Benutzer11 29.03.2017
2. Das sind die richtigen Worte
Besonnenheit und Selbstachtung brauchen wir.
pauleschnueter 29.03.2017
3. italienischen Krankenbrüder
"den Ärzten und Krankenschwestern aus Deutschland, von den Pflegekräften aus Polen und den Baristas aus Italien." Das liest sich wie schwülstiger Klischee-Nationalismus. Wieso keine deutschen Baristas und italienischen Krankenbrüder und polnischen Ärzte?
pauleschnueter 29.03.2017
4.
Zitat von albertaugustinAlle die gläubigen "Europäer" werden in einigen Jahren sehen wie gut es Albion geht. Wenn sich die sog. "Eliten" in Brüssel, teilweise nicht mal demokratisch gewählt, nicht ernsthaft um eine Erneuerung bemühen, werden weitere ihren Austritt aus diesem Verein erklären.
Was reden Sie denn da?

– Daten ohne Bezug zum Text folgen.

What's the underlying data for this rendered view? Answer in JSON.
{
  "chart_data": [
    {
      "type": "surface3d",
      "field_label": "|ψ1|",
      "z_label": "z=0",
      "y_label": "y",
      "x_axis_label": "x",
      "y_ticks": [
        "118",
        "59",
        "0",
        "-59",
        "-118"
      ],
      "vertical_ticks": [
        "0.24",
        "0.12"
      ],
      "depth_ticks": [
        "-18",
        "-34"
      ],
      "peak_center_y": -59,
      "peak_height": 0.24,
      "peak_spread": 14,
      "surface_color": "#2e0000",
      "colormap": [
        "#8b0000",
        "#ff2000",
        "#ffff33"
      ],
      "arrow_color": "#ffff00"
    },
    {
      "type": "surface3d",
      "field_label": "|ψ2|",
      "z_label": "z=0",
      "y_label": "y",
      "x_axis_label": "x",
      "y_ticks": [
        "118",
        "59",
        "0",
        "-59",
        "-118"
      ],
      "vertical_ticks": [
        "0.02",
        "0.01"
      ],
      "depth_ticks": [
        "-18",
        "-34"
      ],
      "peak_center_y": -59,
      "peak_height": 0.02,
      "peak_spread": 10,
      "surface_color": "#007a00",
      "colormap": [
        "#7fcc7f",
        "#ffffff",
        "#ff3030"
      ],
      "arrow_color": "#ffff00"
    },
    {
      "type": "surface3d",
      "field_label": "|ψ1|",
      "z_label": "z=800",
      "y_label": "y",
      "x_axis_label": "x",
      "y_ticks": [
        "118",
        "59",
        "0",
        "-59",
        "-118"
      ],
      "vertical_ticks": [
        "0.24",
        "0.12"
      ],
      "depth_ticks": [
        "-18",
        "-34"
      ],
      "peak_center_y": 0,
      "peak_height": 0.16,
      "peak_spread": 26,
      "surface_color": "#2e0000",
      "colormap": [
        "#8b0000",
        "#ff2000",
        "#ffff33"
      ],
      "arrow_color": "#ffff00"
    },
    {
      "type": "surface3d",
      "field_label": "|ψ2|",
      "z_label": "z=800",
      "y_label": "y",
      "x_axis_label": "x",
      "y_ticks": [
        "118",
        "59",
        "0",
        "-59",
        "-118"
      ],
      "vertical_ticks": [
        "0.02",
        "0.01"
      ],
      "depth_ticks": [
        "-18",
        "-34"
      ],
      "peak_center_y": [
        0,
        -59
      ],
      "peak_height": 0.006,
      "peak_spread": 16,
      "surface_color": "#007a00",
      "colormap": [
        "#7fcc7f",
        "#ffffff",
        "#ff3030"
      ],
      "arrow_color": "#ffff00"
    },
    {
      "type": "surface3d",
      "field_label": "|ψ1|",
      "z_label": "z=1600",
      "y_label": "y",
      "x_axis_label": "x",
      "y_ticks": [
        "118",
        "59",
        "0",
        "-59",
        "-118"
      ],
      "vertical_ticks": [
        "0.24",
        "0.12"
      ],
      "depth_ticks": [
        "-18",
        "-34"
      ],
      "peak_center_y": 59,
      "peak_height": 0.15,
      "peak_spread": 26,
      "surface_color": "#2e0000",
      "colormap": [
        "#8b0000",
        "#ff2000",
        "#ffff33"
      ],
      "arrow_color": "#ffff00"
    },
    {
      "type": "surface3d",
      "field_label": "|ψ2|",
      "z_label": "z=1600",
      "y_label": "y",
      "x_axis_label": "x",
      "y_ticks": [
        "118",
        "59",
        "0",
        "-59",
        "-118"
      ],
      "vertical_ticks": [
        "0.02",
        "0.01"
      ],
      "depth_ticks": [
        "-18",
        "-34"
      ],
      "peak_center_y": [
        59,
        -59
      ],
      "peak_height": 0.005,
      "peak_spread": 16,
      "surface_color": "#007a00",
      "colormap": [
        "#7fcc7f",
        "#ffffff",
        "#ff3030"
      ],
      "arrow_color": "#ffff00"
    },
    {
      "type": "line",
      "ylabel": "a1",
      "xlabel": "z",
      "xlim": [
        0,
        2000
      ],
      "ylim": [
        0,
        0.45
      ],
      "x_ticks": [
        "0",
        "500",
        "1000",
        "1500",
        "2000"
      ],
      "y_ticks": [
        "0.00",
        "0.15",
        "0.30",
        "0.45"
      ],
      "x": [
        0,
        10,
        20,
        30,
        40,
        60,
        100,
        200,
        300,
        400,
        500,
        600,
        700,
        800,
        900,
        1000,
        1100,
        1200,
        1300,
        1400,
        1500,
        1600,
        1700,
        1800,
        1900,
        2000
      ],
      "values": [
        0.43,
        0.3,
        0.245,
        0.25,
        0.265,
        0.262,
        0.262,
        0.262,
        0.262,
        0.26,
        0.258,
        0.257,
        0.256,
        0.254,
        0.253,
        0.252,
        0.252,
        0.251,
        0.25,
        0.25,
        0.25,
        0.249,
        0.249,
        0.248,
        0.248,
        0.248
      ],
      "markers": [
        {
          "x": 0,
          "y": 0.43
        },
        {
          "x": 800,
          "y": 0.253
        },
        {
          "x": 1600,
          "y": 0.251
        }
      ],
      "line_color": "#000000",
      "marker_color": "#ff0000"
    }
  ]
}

Es gibt keine politische Entscheidung aus Brüssel, die nicht auch und erstmal von den Nationalstaaten abgesegnet wird. Die demokratische Kontrolle der EU ist so stark wie die Demokratien der einzelnen Mitgliedsländer.
Nobody X 29.03.2017
5. Der Brexit wird sicher für beide Seiten nicht das reine Vergnügen,
aber eine knappe Mehrheit der Briten hat sich nunmal dazu entschieden. Jetzt immer wieder zu suggerieren, dass die schweigende Mehrheit den Brexit nicht wollte, ist albern. Die Abstimmungsbeteiligung war gering - wenn die Mehrheit der Bevölkerung den Brexit nicht gewollt hätte, dann hätten eben mehr dagegen abstimmen müssen. Auch die vielgelobte Freizügigkeit innerhalb der EU ist ja nicht nur so goldig, wie oftmals suggeriert wird - sie hat Probleme mit sich gebracht, die den Rechtspopulisten in ganz Europa den Weg geebnet haben. Weder GB noch D noch Europa werden durch den Brexit untergehen, auch wenn es manche Medien und Populisten so gern prophezeien.